A couple weeks ago, I mentioned how prolifically our Welsh Harlequin ducks have been laying all winter. They continue to just blow me away with their amazing work ethic – these girls almost never take a day off!
Since we have such a bounty available, we’ve let ourselves go on a serious duck egg kick lately, which is a really happy thing in this mama’s book. Did you know that duck eggs have nearly 6 times the Vitamin B12 that you’ll find in a chicken egg? They also boast twice the Omega 3’s, more than twice the folate, and about twice as much of Vitamins A, E, and B6. A nutritional treasure trove, these beautiful eggs are!While we enjoy using duck eggs in all the same ways we use chicken eggs, I think the higher ratio of rich yolk in the duck eggs makes for especially decadent hard-boiled eggs. And they take egg salad to a whole new level.
Until we had ducks, I’d never made hard-boiled duck eggs. So it took me a little while, and some trial and error, to master the art of perfectly cooking them. We aren’t cool with gray-rimmed yolks and hard-to-peel shells in this house, so it was worth some scientific experimentation to get a fail-proof method ironed out. Here’s the technique I settled on, and it’s been delivering consistently perfect results every time. I also think it’s simple, and pretty easy to remember, which is a plus (especially for those of us with pregnancy brain!)
Ok – a quick aside here. You know me. I love precision. I feel I should specify that I consider my duck eggs to be a nice “normal” duck-eggy size. They average 2.7 ounces, for those of you who like to know these things. If your eggs are on the smaller, say “jumbo chicken ” side (about 2.2 ounces), go with 17 minutes. If, on the other hand, we’re talking turkey egg territory (3+ ounces), then 21 minutes will yield the results you want.
Now when you peel these, here’s the technique. Hold them with the small, pointy end up. Give the fat end a good firm tap down on the counter. Roll the egg on the counter, just firmly enough to crack the shell around. No need to overdo it. Remove the peel, starting at the fat end. This is where the air sack was, and it’s the easiest place to start. Peel just like you would a clementine – I generally find that the whole shell comes off in one long strip. It reminds me of the old-fashioned kids game, where you’d try to peel an orange all in one piece, then throw it over your shoulder and it was supposed to form the first letter of the name of the person you were going to marry.
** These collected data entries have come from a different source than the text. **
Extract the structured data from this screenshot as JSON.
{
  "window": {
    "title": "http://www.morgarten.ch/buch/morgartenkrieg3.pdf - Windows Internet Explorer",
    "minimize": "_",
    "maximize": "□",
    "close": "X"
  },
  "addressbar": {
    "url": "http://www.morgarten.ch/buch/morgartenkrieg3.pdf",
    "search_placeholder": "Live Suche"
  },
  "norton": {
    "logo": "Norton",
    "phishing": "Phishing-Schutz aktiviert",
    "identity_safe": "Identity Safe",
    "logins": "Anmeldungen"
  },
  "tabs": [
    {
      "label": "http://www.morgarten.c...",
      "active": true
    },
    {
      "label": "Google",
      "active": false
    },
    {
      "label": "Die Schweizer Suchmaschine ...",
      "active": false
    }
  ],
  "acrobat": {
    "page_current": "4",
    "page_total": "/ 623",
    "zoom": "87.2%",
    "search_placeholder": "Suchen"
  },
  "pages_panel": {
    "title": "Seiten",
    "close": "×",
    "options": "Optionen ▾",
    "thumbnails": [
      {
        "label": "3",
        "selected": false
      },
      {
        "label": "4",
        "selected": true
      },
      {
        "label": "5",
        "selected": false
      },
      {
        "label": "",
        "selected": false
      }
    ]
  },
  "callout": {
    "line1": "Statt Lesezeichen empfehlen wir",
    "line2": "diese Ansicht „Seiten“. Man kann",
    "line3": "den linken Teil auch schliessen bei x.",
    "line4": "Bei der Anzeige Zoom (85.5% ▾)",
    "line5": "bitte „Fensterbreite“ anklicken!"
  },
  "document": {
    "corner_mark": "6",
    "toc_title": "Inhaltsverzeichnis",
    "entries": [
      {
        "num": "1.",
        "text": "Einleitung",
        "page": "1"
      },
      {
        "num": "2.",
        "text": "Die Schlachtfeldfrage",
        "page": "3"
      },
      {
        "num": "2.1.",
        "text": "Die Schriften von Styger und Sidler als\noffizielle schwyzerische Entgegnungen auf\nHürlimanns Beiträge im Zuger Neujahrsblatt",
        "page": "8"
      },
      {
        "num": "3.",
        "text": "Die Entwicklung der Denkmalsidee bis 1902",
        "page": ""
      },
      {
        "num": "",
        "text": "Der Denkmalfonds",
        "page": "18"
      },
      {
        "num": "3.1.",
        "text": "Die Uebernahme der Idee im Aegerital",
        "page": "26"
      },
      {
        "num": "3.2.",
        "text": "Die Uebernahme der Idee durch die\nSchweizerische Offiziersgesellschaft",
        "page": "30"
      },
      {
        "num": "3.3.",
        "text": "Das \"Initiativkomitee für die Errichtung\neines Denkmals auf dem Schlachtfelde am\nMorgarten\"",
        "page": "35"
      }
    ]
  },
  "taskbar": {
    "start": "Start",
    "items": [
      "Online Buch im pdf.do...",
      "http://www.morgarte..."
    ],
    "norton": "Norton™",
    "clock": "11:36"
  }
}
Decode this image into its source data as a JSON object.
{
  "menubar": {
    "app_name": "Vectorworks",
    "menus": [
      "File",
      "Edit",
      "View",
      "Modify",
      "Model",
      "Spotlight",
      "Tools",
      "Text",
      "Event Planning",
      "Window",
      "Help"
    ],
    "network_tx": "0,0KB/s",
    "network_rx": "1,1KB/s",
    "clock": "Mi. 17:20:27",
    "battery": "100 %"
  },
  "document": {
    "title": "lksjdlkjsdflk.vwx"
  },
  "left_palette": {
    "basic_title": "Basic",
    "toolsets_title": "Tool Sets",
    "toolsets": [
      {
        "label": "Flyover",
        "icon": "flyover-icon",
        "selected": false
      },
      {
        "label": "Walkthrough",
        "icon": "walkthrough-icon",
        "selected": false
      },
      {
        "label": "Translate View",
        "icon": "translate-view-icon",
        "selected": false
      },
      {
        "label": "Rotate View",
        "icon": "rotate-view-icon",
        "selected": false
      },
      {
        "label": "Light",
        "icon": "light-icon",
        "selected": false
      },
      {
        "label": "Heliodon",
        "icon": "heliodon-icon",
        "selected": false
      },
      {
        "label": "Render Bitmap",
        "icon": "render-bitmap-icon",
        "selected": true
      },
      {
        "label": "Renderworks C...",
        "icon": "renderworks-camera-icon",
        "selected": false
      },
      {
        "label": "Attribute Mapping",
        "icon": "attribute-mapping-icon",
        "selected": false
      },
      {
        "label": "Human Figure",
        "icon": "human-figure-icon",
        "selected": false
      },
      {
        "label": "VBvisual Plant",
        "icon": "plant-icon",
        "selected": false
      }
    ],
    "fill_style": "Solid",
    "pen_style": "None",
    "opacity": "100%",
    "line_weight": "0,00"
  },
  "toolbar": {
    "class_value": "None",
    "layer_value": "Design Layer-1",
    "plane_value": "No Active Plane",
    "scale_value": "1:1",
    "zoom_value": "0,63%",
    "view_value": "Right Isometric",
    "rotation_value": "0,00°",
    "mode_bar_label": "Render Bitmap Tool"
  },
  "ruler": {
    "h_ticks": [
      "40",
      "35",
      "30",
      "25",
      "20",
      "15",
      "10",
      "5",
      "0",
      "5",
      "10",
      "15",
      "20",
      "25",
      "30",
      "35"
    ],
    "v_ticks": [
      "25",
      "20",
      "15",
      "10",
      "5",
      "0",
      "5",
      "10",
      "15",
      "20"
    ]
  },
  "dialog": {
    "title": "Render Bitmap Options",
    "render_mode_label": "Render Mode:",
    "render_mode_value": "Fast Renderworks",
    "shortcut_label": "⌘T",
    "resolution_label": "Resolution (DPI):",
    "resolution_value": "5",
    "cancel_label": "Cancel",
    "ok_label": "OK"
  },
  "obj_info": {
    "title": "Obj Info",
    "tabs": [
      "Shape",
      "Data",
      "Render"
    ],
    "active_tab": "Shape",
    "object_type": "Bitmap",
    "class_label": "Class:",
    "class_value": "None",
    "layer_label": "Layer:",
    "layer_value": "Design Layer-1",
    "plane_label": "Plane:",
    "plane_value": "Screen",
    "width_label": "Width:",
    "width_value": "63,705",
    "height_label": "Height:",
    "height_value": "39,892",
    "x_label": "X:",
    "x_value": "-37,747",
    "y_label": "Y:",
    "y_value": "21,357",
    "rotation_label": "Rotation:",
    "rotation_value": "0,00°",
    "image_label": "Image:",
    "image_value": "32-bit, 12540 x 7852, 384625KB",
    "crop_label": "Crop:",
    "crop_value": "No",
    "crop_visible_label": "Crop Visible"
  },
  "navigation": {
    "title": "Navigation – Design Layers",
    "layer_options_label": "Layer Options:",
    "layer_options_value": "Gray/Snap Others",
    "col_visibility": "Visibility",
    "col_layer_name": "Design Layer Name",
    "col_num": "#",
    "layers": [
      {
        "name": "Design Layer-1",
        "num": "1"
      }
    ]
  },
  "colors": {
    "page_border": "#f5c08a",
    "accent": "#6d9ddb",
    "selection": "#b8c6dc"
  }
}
Now I’d be totally remiss if I didn’t give a shout-out to my good friend Amanda, over at Confessions of a Type B Mama. I’ve been using this “thwack the fat end” technique forever, but never thought about why it was effective until she posted her delightful how-to on hard-boiling chicken eggs a couple of months ago. Who knew?
I’d also love to add a quick word about salt. Many folks salt the water when they hard-boil eggs, and there is a rationale to this, since salt-water boils at a slightly higher temperature than unsalted water. However, since various salts can create significantly different percentages of salt solution, this really does not lend itself to consistent results. I find that working with unsalted water, and a precise amount of time, allows for more consistent replication from one household to another.
I hope this technique works as well for you as it does for me. If you want an even faster way, here’s my method for how to hard boil duck eggs in an Instant Pot! And if you haven’t tried duck eggs yet – do try to get your hands on some! You’ll wonder where they’ve been all your life.
How to Hard Boil Duck Eggs
- sauce pan
- Duck Eggs
- Cold Water
- Ice Cubes
- Put eggs in a pan, and fill with enough cold water to fully cover the eggs.
- Bring water to a rolling boil, and let boil for one minute.
- Cover pan with a tightly-fitting lid, and remove from heat. Let sit for 19 minutes.
- Drain water from eggs, then refill pan with cold water and ice cubes to create an ice bath. Let eggs sit in ice bath for 20 minutes.